= Performing Rights Organization of Canada =

Canadian music licensing organization, 1940–1990

The Performing Rights Organization of Canada (PROCAN) was the second collective administering public performance rights in Canada. In 1990 it merged with the Composers, Authors and Publishers Association of Canada to create the Society of Composers, Authors and Music Publishers of Canada.

== History ==
PROCAN was founded in 1940 as BMI Canada Limited, a part of the US company Broadcast Music, Inc. In 1947, under the leadership of William Harold Moon, it began taking a more active role on behalf of Canadians, attracting new affiliates from around the world. In 1976, BMI Canada's shares were acquired by Music Promotion Foundation, and in 1977, its name was changed to Performing Rights Organization of Canada, now a fully Canadian nonprofit organization. In 1977, William Harold Moon became PRO Canada's first chairman of the board, and Gordon Henderson its first president. Upon Moon's death, Henderson succeeded him as chairman of the board, and Jan Matejcek became president.
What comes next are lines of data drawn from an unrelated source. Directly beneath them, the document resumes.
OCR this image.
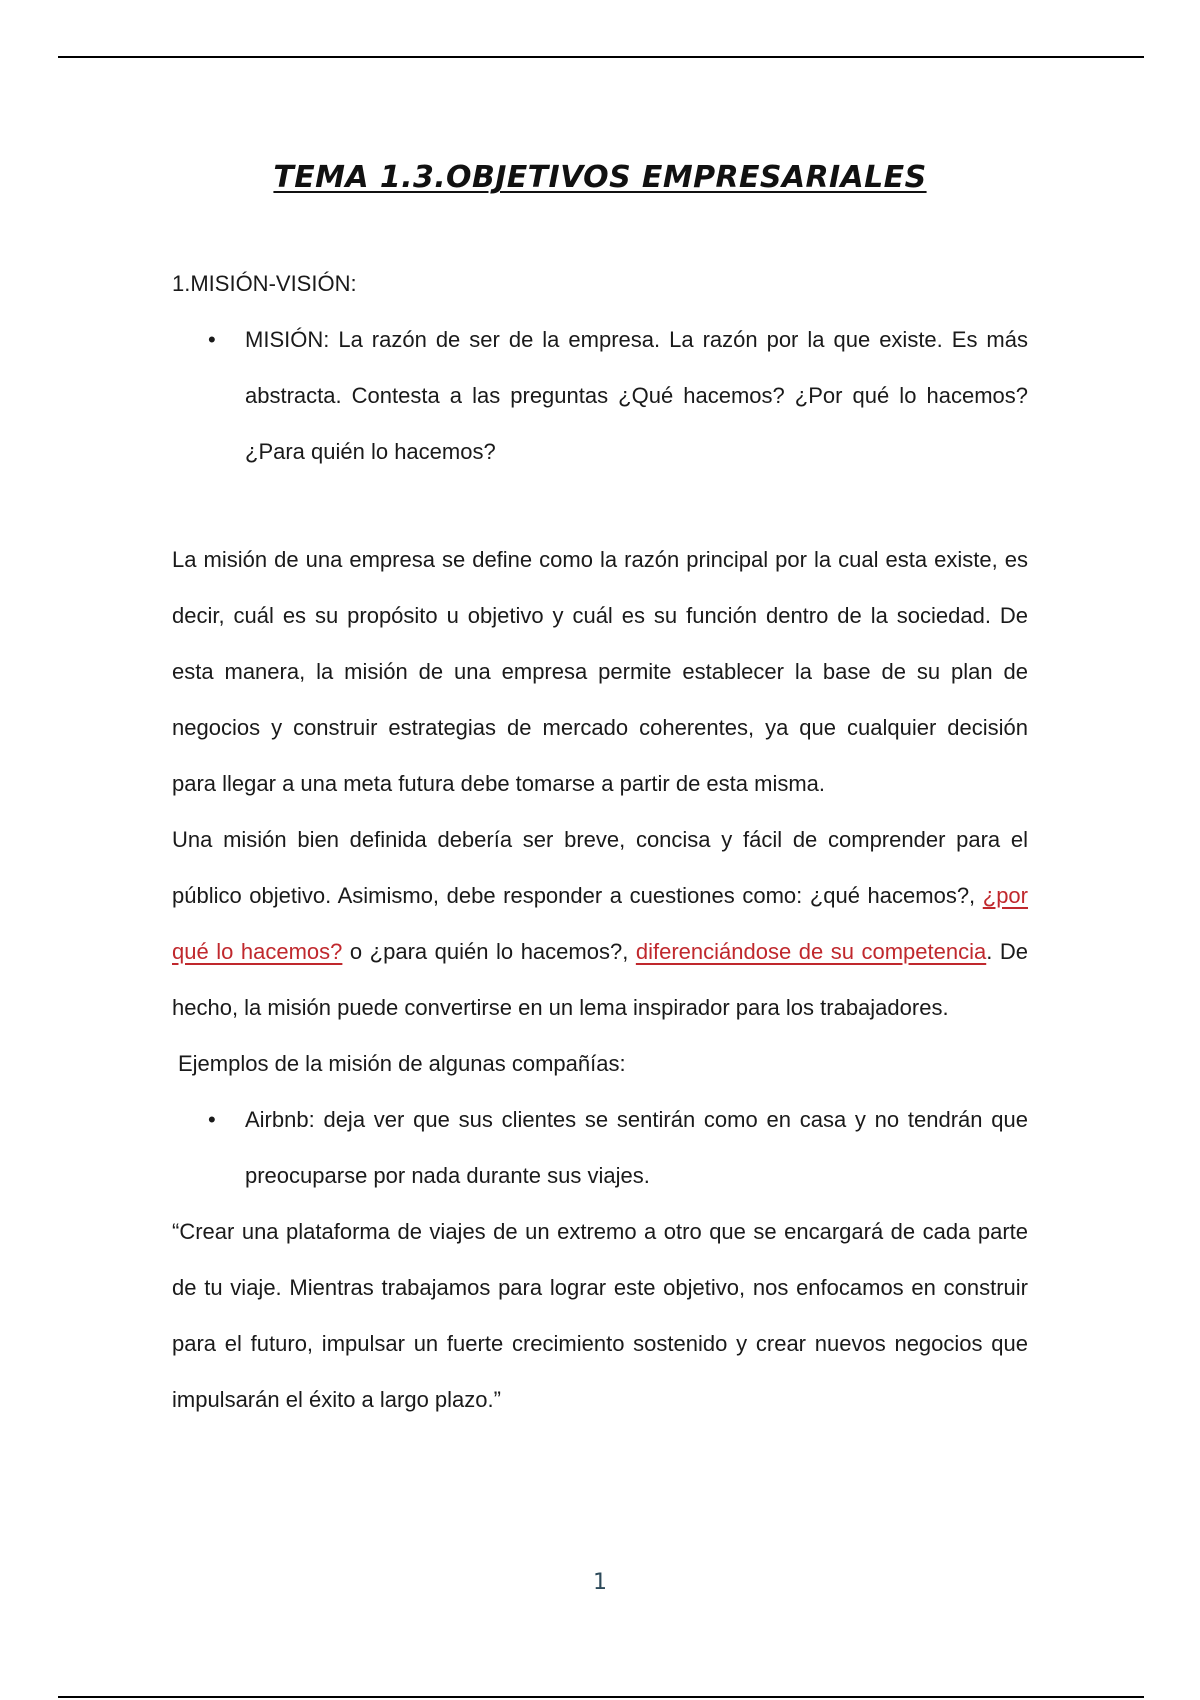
TEMA 1.3.OBJETIVOS EMPRESARIALES

1.MISIÓN-VISIÓN:

• MISIÓN: La razón de ser de la empresa. La razón por la que existe. Es más abstracta. Contesta a las preguntas ¿Qué hacemos? ¿Por qué lo hacemos? ¿Para quién lo hacemos?

La misión de una empresa se define como la razón principal por la cual esta existe, es decir, cuál es su propósito u objetivo y cuál es su función dentro de la sociedad. De esta manera, la misión de una empresa permite establecer la base de su plan de negocios y construir estrategias de mercado coherentes, ya que cualquier decisión para llegar a una meta futura debe tomarse a partir de esta misma.

Una misión bien definida debería ser breve, concisa y fácil de comprender para el público objetivo. Asimismo, debe responder a cuestiones como: ¿qué hacemos?, ¿por qué lo hacemos? o ¿para quién lo hacemos?, diferenciándose de su competencia. De hecho, la misión puede convertirse en un lema inspirador para los trabajadores.

Ejemplos de la misión de algunas compañías:

• Airbnb: deja ver que sus clientes se sentirán como en casa y no tendrán que preocuparse por nada durante sus viajes.

“Crear una plataforma de viajes de un extremo a otro que se encargará de cada parte de tu viaje. Mientras trabajamos para lograr este objetivo, nos enfocamos en construir para el futuro, impulsar un fuerte crecimiento sostenido y crear nuevos negocios que impulsarán el éxito a largo plazo.”

1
By 1989, the organization represented 21,018 writers and composers and 3456 publishers.

In 1984, negotiations began about a possible merger between PROCAN and CAPAC. In 1990, the two, alongside the Music Promotion Foundation, merged to form SOCAN. Henderson was in charge of both PROCAN and the MPF while CAPAC was headed by John Mills. Upon the creation of SOCAN, Jan Matejcek became its first CEO, and Gordon Henderson later became its chairman.